In Defense of P.F. Changs


November 29, 2017 - by

On November 22, 2017, an article in the Wall Street Journal headlined "Stop Using Excel Finance Chief Tells Staff". I appreciate that dozens of my friends and associates sent me a link to the article written by Tatyana Shumsky.

I read the article and weighed in with this comment which drew a fair number of likes from people reading the WSJ Online:

"Why are you using 'older versions of Excel' if you want multiple people to collaborate on a single workbook? The 120 million people using Office 365 enjoy co-authoring capabilities."
"This is a training issue: the Power Query tools available in Excel 2010, 2013, and 2016 can automatically connect your data and automate the retrieval process."
"So - basically, you have paid for expensive solutions because you did not realize that the same functionality is built in to modern versions of Excel. That is a beautiful waste of your company's money!"

I've since had a chance to talk Tatyana - the author of the article. I made my case: Power Query is the greatest feature to hit Excel in 20 years. But Microsoft has done a bad job of educating people about what Power Query can do.


M is for (DATA) MONKEY
To learn about Power Query, read M is for (DATA) MONKEY.

I also enjoyed hearing that her original article was met with a lot of push-back. She admitted that "People love Excel” and she was interested to learn why. Now, in the past, Tatyana was a heavy user of Excel – even creating pivot tables. But, when she admitted that her new computer is two weeks old and does not yet have Excel, I replied with mock horror…. "Haven't you had to shop for groceries in two weeks?? How did you build a grocery list without Excel???”

Yes -- I do everything in Excel – even managing grocery lists. But, I can accept that not everyone in the world uses Excel do the extent that I do. But there are over a hundred million people using Excel as adeptly as I do.

While my argument is that Excel can solve any problem in any industry, I do have to admit that just because it *can* be used to solve a problem – it does not mean that it *should* be used to solve a problem. When a small business asks me to design an invoice program for them, I send that person to Quickbooks. Why would you pay me to re-invent the wheel when you can buy a program that manages invoices and inventory and receivables for less than the cost of 2 hours of billable consulting time?
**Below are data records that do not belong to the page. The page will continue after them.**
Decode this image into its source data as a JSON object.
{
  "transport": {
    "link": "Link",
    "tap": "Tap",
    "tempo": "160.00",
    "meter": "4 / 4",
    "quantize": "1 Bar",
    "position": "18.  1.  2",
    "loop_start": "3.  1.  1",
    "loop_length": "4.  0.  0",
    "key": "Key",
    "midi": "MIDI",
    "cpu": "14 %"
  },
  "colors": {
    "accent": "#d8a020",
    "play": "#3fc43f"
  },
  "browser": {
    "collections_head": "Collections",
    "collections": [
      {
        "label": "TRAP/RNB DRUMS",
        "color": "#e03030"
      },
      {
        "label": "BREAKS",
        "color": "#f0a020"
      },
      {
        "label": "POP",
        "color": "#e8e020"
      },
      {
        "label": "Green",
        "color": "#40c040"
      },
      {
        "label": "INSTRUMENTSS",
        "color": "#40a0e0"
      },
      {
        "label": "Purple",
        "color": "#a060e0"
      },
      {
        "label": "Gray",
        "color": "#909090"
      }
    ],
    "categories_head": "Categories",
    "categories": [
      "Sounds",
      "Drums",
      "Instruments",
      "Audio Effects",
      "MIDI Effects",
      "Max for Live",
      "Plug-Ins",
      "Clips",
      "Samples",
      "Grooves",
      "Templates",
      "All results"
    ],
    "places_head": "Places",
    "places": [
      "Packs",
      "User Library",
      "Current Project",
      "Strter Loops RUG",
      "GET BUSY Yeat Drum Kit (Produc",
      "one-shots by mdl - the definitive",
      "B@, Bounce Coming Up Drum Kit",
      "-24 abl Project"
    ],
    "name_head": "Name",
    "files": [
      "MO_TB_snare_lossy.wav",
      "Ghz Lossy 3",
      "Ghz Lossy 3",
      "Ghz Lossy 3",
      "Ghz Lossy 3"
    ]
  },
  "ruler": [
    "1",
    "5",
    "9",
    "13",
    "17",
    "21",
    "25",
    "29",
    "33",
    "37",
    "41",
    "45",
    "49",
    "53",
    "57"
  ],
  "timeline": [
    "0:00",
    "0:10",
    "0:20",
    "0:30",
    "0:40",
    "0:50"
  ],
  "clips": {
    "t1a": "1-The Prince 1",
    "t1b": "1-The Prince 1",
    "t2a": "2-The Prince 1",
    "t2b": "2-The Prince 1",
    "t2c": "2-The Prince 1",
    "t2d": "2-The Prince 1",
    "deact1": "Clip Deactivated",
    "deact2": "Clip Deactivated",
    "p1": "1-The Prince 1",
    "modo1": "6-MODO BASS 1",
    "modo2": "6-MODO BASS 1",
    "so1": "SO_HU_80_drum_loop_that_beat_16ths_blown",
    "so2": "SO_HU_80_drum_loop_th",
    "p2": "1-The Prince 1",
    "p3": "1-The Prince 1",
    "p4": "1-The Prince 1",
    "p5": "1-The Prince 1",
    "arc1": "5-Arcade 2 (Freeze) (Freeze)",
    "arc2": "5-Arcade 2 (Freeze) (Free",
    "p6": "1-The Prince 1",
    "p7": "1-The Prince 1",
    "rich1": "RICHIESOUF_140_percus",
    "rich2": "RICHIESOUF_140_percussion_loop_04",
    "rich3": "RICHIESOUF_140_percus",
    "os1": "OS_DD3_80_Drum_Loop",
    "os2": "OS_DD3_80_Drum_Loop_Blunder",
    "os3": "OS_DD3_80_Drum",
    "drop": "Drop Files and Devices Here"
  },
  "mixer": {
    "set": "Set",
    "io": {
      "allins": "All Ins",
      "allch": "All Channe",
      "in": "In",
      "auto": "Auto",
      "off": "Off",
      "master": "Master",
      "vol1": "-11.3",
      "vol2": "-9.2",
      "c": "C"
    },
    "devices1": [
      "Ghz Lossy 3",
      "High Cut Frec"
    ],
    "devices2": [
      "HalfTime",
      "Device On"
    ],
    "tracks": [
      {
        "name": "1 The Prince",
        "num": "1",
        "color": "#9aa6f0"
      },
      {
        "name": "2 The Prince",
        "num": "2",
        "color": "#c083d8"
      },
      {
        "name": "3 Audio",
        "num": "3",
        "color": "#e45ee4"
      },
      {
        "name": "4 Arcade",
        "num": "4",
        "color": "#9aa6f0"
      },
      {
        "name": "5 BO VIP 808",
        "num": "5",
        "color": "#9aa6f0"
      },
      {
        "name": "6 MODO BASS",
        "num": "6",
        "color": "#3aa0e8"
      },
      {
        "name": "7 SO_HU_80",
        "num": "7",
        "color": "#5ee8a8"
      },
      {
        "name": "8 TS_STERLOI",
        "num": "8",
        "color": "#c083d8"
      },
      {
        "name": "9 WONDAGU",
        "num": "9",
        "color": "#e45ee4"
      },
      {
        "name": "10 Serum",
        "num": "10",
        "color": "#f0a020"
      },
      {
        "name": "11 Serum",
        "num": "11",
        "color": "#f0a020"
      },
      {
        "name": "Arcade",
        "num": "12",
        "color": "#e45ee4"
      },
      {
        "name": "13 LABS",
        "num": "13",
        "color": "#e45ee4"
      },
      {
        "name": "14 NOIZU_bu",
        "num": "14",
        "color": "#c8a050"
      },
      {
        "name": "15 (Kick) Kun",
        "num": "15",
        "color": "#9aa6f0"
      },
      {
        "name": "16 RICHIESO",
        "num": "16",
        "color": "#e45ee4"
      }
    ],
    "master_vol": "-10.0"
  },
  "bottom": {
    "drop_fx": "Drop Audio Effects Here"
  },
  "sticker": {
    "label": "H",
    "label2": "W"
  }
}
Put yourself in the shoes of the CFO of P.F. Changs. You are collecting data from 405 restaurants spread across the country. Sure, Excel offers co-authoring today, but are you really going to have 405 people editing the same workbook at the same time? That would be insane. And – these restaurant managers – they don't live and breathe in Excel 40 hours a week. They are managing people and food and a hundred other things. They are likely weak-to-intermediate at Excel. Asking 405 restaurant managers to submit forecast reports via Excel is going to be unwieldy. I am sure this process started out years ago with Excel as a stop-gap measure. As P.F. Changs grew, the stop-gap measure needed to be replaced. I respect that.

The CFO of P.F. Changs isn't saying to abandon Excel completely. He is saying that they needed to abandon Excel for this one massively unwieldy process. That's a smart move. Once they are collecting the forecasts, I hope he circles back to Excel or Power BI and uses some of the great presentation layer tools.